"The meeting has been put off several times, for technical reasons, but it will take place soon, possibly next week," Khazar Ibragim said.
He said Russian, U.S. and Azerbaijani delegations will include both technical experts and diplomatic officials, adding that the Azerbaijani team will be led by Deputy Foreign Minister Araz Azimov.
Asked about Iran's possible reaction to the tripartite meeting, he said: "We would like any regional initiative, especially if it applies to Azerbaijan, to contribute to regional peace and security."
The Russian ambassador to Baku said Monday Azerbaijani, U.S. and Russian experts could meet September 18.

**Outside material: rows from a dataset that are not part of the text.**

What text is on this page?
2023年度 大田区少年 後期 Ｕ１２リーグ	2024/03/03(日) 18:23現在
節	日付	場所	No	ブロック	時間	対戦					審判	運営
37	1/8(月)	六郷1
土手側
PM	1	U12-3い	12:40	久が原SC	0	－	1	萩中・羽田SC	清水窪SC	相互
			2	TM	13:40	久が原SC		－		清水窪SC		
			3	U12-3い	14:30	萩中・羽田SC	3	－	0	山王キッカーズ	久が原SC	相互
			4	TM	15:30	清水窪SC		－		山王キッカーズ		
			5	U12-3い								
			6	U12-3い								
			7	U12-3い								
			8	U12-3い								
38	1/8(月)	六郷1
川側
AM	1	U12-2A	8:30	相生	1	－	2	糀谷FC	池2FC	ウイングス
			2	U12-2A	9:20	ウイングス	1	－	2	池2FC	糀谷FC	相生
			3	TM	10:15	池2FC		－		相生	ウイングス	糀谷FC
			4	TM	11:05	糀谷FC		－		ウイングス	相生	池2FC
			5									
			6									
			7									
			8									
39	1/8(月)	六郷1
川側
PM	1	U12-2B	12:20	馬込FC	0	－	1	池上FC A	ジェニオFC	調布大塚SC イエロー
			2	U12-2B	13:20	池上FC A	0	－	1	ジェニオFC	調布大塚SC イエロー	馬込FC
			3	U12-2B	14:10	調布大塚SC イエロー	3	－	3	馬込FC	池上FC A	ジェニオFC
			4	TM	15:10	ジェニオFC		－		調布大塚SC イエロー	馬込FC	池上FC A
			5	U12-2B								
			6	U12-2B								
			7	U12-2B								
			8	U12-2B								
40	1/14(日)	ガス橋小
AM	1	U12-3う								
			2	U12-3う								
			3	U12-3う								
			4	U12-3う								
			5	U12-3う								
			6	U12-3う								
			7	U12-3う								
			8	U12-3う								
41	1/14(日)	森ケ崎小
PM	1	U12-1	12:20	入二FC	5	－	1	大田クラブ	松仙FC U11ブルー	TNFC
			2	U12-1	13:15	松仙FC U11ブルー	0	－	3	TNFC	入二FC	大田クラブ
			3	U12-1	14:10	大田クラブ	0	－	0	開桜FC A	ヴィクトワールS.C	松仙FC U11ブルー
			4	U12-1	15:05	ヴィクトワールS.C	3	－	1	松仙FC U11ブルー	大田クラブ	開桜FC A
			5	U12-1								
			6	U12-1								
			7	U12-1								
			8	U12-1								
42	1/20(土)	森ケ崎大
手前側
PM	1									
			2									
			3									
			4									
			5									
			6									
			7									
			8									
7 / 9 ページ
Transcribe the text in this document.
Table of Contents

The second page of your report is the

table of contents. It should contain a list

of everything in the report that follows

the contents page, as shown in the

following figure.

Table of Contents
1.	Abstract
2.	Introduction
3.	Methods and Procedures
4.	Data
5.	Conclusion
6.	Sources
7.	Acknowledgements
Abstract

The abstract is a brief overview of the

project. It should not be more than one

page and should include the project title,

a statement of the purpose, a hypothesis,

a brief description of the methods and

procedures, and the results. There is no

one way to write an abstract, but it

"Experts from the General Staff, the Space Forces and the Foreign Ministry will take part in the consultations from Russia. The delegation will comprise seven or eight people," Vasily Istratov told reporters.
The United States said in January it was planning to deploy components of its global antimissile defense system in the Czech Republic and Poland to avert possible strikes from "rogue states," such as Iran and North Korea.
But Russia, already unnerved by NATO expansion to former Warsaw Pact member states, has condemned the plans as a threat to national security and a destabilizing factor for Europe. Moscow warned that its response would be commensurate and effective.
At the G8 summit in June, President Vladimir Putin offered the U.S. the use of the Gabala radar station as a compromise solution in the ongoing dispute. The radar, located near the town of Minchegaur, 120 kilometers (75 miles) from the capital Baku, was leased to Russia for 10 years in 2002.
The radar station has been operational since early 1985. With a range of 6,000 kilometers (3,700 miles), it is the most powerful in the region and can detect any missile launches in Asia, the Middle East and parts of Africa.